>I can't say I'd bet against that. But FWIW, part of what led me to this statement was the original speech I posted by Damon Silvers. I'm told he's one of the AFL-CIO's top guys on economics and strategy, and a key plank in his WITBD section was that unions needed both a health care system and a pension system that was independent of employers. And that seems like a bright line defining single payer, and dividing the AFL from from Change to Win.
McCain also had a plan to decouple insurance from employment. : )

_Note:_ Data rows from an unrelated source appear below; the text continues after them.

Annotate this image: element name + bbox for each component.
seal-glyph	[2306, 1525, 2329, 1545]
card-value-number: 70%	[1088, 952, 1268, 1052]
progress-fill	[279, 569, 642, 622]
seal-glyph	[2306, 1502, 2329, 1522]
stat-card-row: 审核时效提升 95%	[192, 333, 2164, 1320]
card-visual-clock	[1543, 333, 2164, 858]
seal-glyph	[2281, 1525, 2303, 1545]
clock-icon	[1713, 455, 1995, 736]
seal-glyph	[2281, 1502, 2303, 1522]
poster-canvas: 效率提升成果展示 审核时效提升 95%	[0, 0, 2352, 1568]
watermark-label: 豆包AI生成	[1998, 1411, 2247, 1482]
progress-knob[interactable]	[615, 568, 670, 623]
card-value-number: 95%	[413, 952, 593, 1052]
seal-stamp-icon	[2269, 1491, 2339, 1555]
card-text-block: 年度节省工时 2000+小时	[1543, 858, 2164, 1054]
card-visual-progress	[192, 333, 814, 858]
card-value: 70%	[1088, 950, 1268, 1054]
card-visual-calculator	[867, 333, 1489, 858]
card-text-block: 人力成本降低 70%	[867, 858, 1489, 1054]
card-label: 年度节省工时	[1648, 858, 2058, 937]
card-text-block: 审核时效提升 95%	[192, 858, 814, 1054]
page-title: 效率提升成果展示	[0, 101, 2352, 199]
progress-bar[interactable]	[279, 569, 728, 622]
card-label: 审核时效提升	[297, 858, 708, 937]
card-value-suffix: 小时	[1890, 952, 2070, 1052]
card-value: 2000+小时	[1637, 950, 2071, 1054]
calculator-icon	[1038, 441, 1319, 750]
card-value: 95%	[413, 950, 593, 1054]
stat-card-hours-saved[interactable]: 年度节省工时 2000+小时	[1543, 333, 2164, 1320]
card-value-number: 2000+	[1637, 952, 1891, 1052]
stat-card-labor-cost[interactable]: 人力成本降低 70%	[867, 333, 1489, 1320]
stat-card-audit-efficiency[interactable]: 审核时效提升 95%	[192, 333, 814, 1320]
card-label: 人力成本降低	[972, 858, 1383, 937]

OK, I took another look at that Damon Silvers' piece because I remember being underwhelmed by his statement on health care, which is (with a little context):
"The real policy challenge is to develop a strategy for dealing with the long-term crisis brought on by a generation of downward pressure on incomes. At the heart of this strategy must be returning to a legal and public policy regime that fosters a high wage economy. That means national health care—not allowing employers who do not provide health care to be subsidized by the rest of us. And it means a national pension policy to restore adequate retirement savings. And it means restoring the connection between productivity and wages by making workers’ right to organize and collectively bargain, and strike, real again."

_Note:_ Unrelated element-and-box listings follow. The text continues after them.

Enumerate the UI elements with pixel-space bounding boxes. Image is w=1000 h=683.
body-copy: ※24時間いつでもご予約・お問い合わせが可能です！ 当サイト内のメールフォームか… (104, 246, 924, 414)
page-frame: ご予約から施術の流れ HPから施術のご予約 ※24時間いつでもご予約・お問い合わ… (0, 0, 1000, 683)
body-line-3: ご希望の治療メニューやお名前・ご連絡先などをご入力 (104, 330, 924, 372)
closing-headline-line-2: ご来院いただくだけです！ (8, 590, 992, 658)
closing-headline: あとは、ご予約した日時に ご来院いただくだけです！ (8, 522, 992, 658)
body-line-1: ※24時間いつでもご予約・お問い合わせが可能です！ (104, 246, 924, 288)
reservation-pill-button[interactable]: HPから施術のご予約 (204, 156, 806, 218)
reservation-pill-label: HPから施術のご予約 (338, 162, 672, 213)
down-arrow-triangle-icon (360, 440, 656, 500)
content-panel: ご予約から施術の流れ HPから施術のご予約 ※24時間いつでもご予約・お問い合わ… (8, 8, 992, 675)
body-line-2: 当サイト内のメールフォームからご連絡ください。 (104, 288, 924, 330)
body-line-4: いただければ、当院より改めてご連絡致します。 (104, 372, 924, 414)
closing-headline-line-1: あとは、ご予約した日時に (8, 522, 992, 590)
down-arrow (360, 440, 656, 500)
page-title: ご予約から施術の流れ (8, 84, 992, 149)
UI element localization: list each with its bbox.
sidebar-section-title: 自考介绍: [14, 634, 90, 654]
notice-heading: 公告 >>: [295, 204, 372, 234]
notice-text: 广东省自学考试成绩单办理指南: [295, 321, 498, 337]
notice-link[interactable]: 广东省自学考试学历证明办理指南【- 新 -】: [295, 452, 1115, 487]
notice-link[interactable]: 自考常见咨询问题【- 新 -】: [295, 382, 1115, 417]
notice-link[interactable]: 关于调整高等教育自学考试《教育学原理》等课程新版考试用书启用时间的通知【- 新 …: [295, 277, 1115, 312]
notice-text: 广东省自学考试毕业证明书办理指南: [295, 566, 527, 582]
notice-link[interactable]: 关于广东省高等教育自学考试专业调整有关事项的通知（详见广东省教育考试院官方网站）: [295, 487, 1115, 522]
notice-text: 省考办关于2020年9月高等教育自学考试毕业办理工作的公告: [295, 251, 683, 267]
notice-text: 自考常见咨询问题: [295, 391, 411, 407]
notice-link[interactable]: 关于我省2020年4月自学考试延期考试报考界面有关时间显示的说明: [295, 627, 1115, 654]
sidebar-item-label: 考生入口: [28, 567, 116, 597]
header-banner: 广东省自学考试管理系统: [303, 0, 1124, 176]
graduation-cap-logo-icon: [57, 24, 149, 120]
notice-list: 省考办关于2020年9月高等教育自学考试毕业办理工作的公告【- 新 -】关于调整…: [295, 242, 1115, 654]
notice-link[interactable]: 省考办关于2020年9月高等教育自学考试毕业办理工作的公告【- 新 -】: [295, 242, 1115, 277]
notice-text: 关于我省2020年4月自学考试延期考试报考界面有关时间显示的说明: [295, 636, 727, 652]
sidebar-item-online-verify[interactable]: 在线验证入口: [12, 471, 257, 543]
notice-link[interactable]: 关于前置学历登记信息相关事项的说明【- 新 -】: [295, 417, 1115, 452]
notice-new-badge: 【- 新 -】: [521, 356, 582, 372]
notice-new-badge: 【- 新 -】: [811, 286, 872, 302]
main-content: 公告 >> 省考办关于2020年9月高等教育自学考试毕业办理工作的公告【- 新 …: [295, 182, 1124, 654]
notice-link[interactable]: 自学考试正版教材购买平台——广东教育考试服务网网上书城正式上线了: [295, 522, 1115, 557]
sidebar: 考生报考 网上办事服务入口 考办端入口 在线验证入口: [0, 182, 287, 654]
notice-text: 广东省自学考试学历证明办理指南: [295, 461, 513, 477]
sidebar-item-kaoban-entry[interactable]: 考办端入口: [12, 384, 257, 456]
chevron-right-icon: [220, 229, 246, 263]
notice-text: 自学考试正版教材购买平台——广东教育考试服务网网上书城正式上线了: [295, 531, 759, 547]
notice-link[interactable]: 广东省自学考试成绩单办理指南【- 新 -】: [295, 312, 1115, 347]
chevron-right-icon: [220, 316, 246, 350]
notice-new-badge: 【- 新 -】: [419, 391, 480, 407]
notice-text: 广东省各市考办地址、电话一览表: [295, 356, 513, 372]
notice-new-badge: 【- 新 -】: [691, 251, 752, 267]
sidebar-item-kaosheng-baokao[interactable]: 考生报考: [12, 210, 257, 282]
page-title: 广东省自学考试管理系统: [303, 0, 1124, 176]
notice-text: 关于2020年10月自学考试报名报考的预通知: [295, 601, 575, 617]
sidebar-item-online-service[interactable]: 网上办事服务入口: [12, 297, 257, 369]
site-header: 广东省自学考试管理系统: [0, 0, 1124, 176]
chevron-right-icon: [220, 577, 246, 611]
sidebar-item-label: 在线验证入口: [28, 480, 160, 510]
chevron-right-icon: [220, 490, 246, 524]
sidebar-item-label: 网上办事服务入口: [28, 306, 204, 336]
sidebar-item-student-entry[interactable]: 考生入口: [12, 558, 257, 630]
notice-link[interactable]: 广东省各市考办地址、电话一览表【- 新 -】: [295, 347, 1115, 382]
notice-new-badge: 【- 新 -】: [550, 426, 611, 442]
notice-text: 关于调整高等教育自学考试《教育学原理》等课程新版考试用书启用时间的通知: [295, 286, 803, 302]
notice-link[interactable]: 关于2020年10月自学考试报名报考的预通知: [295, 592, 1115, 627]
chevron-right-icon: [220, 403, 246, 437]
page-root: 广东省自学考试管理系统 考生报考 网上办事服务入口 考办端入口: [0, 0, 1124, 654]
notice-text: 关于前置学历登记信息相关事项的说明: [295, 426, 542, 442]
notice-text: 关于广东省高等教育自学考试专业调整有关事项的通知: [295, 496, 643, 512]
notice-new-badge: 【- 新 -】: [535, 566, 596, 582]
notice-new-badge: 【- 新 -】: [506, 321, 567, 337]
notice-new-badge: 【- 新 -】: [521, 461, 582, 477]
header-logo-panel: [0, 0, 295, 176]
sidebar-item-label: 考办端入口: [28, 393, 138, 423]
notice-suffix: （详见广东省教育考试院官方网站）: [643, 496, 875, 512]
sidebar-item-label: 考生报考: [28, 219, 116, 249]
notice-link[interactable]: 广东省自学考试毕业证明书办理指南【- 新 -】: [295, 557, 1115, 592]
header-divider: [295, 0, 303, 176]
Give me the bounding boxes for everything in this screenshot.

http://www.iir.berkeley.edu/events/spring08/feller/
It's an odd thing to pick, if you're only going to make a one-sentence case, that the problem is that employers who don't offer coverage are being subsidized by the public. Sounds like a set-up for pay-or-play to me. Or, at best, it leaves room for a range of plans. Did I miss something here?

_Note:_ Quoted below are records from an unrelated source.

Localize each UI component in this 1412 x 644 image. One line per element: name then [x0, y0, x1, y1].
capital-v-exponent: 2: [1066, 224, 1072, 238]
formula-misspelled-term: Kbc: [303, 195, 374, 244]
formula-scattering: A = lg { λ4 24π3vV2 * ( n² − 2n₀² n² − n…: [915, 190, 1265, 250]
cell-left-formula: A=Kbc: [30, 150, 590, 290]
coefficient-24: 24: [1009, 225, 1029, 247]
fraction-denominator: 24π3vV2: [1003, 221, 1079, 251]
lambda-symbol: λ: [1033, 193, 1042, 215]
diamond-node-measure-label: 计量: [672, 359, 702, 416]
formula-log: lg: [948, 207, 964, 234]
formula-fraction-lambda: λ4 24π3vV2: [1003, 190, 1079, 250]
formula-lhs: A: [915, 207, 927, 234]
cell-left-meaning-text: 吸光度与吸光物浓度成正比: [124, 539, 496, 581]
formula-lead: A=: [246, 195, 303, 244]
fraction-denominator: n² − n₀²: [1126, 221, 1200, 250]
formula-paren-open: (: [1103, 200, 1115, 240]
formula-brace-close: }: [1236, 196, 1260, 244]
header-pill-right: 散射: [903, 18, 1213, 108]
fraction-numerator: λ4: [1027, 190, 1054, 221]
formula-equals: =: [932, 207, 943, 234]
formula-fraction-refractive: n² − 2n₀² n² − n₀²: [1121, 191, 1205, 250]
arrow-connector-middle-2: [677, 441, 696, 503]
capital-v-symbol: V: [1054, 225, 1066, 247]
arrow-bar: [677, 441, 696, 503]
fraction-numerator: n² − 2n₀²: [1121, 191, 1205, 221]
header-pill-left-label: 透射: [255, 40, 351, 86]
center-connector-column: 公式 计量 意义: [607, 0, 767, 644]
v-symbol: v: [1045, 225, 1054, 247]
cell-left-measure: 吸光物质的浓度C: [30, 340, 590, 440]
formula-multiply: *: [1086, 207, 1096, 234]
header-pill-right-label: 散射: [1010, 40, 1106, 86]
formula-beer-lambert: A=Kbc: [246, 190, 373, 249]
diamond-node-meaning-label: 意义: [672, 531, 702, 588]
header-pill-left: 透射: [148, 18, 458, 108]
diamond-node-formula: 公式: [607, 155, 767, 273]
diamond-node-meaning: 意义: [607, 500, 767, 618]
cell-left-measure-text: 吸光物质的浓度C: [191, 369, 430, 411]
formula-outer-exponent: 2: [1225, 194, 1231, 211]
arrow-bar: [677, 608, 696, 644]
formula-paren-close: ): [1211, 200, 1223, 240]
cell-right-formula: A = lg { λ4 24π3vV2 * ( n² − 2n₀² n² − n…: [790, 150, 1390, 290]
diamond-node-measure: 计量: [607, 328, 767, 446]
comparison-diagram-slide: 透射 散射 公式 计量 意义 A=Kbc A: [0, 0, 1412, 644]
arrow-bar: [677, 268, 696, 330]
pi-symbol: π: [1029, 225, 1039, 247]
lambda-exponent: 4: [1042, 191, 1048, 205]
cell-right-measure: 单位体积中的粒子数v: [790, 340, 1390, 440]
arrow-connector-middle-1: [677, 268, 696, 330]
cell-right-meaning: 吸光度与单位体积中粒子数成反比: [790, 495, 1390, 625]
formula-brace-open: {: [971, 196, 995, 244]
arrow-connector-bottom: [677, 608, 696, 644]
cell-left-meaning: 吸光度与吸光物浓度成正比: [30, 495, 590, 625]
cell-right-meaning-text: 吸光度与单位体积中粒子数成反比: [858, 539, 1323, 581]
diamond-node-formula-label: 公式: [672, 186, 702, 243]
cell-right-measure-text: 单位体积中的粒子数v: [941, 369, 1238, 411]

> Which is not to deny [the AFL-CIO] will support whatever they can get if it's better than what we have.
Thinking strategically, the AFL-CIO should go for single payer *to the exclusion* of these more expensive, more complicated, more 'practical' plans (i.e. the failed tactic of trying to be palatable to insurance companies). I say this not because in bargaining you go for more and split the difference, but because the strength of public support will be related to what segments of the population stand to benefit. Complicated, segmented plans are hard to understand and unite around and will benefit lots fewer people. In other words, our movement will undermine the very support it needs by supporting lesser plans. And whatever Obama-Kennedy mess emerges will also be attacked for its large public cost, further weakening the argument for it (a problem single-payer avoids). So on those two counts at least, it's strategically bad to support whatever, on the strength that it's better than what we have.
The Women's Liberation Movement actually opposed abortion law reform--famously busted up a legislative reform hearing--in favor of repeal. I think that's how we should be thinking about this, under the slogan a coworker came up with, "If it's not single-payer, it's bullshit."